Le gauchisme des années 70 aura été le véhicule privilégié de la pensée marxiste, fécondée par l'éclatement des sensibilités alternatives (1975-85). Quatre mouvances tiers-mondiste, écologiste, féministe et pacifiste se partagent la scène. Elles ont en commun de refuser la pente dominante du capitalisme, de chercher au minimum à le réformer et peut-être davantage. La sensibilité alternative, on le comprend dans les années 90, ce n'est ni le capitalisme ni le communisme, mais une autre voie que l'on va chercher dans l'altermondialisme. Le zapatisme écolo-guérillero-communautariste du Mexique donne le la en 1994.
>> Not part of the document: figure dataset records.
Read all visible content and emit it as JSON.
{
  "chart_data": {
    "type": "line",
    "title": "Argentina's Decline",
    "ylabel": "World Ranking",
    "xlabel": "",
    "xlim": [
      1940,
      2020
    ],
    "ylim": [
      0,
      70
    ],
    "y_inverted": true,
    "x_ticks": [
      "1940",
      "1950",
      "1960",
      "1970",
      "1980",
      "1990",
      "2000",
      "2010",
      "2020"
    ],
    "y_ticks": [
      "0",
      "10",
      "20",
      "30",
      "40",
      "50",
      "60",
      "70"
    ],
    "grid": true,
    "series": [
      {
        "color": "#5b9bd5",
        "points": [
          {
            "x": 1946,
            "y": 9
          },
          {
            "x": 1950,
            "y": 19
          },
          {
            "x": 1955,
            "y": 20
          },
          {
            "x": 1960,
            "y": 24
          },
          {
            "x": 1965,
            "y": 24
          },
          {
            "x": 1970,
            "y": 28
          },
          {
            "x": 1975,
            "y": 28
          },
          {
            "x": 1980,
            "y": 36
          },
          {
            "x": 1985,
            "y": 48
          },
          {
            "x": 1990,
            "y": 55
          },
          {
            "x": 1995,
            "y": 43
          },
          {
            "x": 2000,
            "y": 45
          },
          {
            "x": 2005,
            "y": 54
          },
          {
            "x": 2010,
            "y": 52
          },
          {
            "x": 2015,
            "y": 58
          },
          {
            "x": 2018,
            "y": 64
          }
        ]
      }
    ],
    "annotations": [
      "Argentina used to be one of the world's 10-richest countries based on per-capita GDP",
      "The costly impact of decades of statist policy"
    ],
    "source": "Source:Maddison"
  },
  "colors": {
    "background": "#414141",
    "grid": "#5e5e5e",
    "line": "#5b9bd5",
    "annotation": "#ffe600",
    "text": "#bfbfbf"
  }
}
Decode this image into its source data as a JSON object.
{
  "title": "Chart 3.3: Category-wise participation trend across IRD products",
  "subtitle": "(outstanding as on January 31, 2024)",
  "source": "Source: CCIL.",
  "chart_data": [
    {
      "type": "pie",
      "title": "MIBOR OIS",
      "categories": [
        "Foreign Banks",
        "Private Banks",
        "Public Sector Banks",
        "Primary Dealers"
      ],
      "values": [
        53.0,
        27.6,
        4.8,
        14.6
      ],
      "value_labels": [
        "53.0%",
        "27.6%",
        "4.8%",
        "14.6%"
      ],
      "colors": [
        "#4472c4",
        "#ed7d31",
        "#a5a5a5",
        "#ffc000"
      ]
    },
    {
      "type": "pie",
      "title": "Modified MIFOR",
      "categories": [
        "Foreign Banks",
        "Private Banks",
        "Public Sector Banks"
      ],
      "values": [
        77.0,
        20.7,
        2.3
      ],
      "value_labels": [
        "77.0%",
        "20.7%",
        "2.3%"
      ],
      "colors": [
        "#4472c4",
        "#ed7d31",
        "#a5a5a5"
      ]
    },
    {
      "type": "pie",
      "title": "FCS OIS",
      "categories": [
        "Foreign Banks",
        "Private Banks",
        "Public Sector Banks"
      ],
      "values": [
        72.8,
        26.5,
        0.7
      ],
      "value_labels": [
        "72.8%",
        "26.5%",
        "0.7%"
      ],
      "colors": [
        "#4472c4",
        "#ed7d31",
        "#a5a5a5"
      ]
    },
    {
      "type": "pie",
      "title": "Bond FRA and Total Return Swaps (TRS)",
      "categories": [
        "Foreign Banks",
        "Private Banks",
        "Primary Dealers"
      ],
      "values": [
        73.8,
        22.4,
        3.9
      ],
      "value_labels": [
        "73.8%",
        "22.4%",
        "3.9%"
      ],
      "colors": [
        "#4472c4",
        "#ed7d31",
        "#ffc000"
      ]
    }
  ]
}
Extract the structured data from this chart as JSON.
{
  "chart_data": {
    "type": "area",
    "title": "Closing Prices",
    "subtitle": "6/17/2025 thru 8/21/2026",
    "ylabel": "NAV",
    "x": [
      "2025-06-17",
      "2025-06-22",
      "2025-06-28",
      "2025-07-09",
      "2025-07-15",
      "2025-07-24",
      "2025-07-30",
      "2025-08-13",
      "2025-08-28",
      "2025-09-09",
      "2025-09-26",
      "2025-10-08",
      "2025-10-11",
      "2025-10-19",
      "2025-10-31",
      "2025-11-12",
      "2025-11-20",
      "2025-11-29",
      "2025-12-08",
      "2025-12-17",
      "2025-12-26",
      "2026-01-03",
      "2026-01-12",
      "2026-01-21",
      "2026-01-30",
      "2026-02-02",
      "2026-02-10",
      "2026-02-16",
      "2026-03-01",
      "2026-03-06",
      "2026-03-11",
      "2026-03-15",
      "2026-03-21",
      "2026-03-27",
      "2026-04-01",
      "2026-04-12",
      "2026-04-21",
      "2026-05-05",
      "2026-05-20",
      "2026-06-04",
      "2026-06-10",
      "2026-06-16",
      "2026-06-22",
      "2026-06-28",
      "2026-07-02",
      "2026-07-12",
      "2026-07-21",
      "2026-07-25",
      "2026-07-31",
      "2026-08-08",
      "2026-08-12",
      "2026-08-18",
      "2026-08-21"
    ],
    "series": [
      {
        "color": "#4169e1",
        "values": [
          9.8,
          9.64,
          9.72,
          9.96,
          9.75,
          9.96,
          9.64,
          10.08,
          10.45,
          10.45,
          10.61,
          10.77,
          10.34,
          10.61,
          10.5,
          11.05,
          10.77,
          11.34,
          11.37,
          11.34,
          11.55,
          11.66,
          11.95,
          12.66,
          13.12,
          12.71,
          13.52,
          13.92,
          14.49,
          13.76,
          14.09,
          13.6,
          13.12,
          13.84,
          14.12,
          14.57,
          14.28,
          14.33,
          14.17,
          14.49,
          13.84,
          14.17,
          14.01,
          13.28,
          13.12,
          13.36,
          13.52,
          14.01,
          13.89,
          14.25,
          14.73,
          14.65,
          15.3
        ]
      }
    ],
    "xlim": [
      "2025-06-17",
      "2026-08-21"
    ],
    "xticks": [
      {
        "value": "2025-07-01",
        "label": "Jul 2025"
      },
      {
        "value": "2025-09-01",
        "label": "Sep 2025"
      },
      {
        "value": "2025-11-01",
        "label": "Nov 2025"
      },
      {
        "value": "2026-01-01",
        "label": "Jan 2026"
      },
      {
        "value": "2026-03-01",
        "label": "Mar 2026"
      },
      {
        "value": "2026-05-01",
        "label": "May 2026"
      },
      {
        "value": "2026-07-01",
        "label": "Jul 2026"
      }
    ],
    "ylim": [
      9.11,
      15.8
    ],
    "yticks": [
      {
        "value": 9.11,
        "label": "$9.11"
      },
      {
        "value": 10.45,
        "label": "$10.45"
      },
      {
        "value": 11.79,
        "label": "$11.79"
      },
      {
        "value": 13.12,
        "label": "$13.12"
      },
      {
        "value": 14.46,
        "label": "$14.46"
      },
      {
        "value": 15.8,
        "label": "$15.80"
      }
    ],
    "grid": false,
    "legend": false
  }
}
A partir de la chute du Mur, l'antimondialisation s'organise non pas comme un résidu de ces pensées, mais comme une culture politique de synthèse qui s'articule en plusieurs refus: contre la "financiarisation" du capitalisme moderne, contre les échanges et l'inégalité structurels du monde entre le Nord et le Sud, contre le laminage des modes de vie, des cultures et des communautés, contre les effets incontrôlés de la science et de la technologie. Les valeurs positives sont celles du progressisme classique: la solidarité et l'égalité sociale passant devant la liberté.

La structure. L'organisation de la galaxie altermondialiste est sans doute ce qu'elle a de plus original. Hubert Landier, sociologue à Paris et responsable d'un organisme de Veille sociale, insiste sur un point: l'altermondialisme est la quintessence de l'organisation contemporaine en réseau. Cela veut dire qu'il n'y a pas une tête de la galaxie mais de multiples, que les rameaux sont variables et renaissants, que les mots d'ordre et les objectifs sont mouvants tout en se montrant opiniâtres. Enfin que le réseau est difficilement identifiable en tant qu'ennemi ou même partenaire: toutes les organisations le représentent, d'Attac à Greenpeace, mais personne n'est formellement mandaté.

Il y a donc une fluidité et une souplesse des structures, note M.Landier, qui s'oppose sociologiquement à l'Occident d'avant 1989: ses généraux entraînés à en combattre d'autres, ses entreprises fortement hiérarchisées, ses modes de faire qui valorisent la vitesse et l'accélération, alors que l'altermondilisation se présente comme un retardateur qui dit halte à l'inflation du monde, voir les sit-in et autres défilés interminables.